27 Şubat 2008 00:00

KENTTEN GELEN


1970’lerin başında Sivas merkez 100 bin civarı nüfusu, çoğunluğu şehir merkezinde olmak üzere 30 binin üzerinde kayıtlı istihdamı ve sanayi üretimiyle küçük şirin bir şehir görünümündeydi.
O yıllarda şehrin merkezinde kesişen iki ana yol, şehrin kenar mahallelerini merkezde birleştirmekteydi. Cumhuriyetin ilk yıllarında kurulan 6 bin 500 kişilik TÜDEMSAŞ, 700 kişilik çimento fabrikası, 600 kişilik Dikimevi’yle birçok kamu kurumunun bölge müdürlükleri, sonradan eklenen biner kişilik istihdamıyla SİDAŞ, SİHAZ, yüzlerce akademik personeli ve binlerce öğrencisiyle Cumhuriyet Üniversitesi Sivas’a bu unvanı sağlıyordu.
Şehirde hayat Cer atölyesinde mesai sabah 6.30 sireniyle başlıyordu. Sabah –akşam TÜDEMSAŞ’ın siren sesiyle, tulumlarıyla yollara dökülen binlerce demiryolu emekçisi, kamu çalışanları, eğitimciler, öğrenciler şehir merkezine ordu gibi akıyordu.
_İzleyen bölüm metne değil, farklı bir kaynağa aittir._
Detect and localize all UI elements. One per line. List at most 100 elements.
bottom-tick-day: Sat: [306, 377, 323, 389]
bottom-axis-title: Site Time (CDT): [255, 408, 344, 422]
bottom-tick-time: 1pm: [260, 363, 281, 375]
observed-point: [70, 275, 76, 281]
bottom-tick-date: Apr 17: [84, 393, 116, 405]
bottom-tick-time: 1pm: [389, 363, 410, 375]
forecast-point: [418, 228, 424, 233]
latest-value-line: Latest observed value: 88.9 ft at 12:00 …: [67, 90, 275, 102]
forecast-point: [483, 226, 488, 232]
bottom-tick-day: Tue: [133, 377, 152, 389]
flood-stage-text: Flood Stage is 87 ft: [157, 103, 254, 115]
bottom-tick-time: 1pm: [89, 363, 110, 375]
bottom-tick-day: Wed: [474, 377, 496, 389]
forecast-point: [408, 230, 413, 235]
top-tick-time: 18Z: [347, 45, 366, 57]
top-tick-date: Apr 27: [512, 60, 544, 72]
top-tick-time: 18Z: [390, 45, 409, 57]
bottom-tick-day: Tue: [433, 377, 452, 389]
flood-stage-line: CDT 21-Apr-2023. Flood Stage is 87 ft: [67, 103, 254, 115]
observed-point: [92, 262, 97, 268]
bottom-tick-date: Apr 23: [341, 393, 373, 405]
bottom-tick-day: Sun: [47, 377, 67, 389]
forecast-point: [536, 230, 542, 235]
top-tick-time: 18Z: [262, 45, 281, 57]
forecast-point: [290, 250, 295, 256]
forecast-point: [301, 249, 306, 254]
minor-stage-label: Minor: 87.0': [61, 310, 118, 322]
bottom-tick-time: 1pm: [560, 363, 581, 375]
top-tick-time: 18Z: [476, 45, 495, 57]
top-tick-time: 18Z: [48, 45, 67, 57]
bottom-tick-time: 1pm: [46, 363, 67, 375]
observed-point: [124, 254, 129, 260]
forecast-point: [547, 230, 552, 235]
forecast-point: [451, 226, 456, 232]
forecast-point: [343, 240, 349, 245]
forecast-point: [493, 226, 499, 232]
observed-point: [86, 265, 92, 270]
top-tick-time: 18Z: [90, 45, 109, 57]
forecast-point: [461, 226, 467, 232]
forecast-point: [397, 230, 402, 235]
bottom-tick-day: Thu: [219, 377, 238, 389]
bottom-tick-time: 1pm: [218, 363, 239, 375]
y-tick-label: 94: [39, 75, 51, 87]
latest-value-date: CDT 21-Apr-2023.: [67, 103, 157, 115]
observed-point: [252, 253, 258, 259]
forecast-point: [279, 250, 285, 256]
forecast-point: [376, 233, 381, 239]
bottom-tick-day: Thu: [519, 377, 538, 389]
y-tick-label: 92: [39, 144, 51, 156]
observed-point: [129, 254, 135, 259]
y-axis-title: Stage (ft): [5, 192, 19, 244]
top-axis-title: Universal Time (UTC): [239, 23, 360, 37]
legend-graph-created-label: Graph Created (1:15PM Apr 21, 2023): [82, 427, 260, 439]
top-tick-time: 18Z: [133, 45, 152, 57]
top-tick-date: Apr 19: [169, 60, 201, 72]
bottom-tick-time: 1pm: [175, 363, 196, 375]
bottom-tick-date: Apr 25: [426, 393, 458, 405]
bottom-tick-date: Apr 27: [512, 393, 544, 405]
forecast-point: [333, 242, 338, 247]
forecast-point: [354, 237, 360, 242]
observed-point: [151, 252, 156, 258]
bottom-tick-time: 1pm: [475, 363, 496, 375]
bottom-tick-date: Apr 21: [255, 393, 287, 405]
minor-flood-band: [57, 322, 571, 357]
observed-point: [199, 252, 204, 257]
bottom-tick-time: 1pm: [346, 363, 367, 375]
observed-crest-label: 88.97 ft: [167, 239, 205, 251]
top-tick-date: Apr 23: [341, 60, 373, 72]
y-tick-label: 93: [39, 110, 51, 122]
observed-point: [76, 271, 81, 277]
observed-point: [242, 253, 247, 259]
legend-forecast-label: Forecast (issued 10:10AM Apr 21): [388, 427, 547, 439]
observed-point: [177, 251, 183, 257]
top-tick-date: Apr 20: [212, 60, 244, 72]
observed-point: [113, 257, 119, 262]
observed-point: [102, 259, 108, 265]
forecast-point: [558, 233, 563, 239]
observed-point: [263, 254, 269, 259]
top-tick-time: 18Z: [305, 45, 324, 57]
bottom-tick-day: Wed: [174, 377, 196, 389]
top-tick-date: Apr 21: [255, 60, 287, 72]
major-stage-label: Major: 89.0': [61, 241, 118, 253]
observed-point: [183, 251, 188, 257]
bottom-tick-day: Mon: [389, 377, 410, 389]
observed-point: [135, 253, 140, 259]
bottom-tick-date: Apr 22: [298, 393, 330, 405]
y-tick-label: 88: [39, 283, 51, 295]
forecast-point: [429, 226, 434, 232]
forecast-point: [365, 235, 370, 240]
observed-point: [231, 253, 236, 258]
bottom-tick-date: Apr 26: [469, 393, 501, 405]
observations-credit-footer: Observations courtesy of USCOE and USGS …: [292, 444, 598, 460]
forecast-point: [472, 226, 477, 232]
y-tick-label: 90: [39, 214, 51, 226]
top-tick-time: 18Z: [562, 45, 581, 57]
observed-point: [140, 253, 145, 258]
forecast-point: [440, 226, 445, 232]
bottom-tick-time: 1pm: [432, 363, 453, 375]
Bunların ihtiyaçlarına cevap vermek isteyen esnaflar, çalışma tempolarını mesai başlangıcı ve sonuna göre ayarlıyordu.
IMF ve Dünya Bankası’nın dayatmaları ile alınan 24 Ocak Kararları ve 12 Eylül darbesi bütün ülkenin olduğu gibi Sivas’ın üzerine de karabulut gibi çöktü.
Dünyaya açılma adına Özal eliyle emperyalistler yararına başlatılan özelleştirme ve taşeronlaştırmalar art arda gelen hükümetlerce sürdürülerek, ülke her geçen gün daha bağımlı hale getirildi. İşletmelerin batırılarak kapatılması, en kârlı kurumların satılması işsizliği açlığı yoksulluğu sefaleti dayattı.
Başta ABD ve AB yararına yapılan bu özelleştirmeler, işyeri batırmalar, bölge müdürlüklerinin kapatılması, fabrikalar dönemini kapatarak özel mülkiyete ait kırk tanesi TÜDEMSAŞ’ın bir ünitesi olmayan fabrika diye lanse edilen toplamda 4 bin civarında istihdam sağlayan atölyeler döneminin önü açılarak, Sivas sanayisi ve istihdamı kırk yıldan da öteye geriye götürüldü.
1960’lı yıllarda gelişen montaj sanayinin ihtiyacı gereği ülke genelinde kırdan kente göç dalgasından Sivas da nasibini almıştır. 1980 sonrası uygulanan IMF’ci ekonomik politikalardan dolayı Sivas ülkenin göç vermeye devam eden şehirlerinin başında gelmektedir. Sadece İstanbul’da bugünkü Sivas nüfusunun toplamının iki katı kadar Sivaslının yaşadığı varsayılmaktadır. Geleceğe umutla bakan Sivas’ın işçi, emekçi, esnafı ve tüm Sivas halkının bugün gelinen noktada çaresizliğinin ve yalnız bırakılmışlığının kaynağı tüm bu emek karşıtı uygulamalardır. Sivas’ın gülen yüzü, geleceği; Sivas’ın gerçek sahiplerinin el ele vermesinden geçmektedir.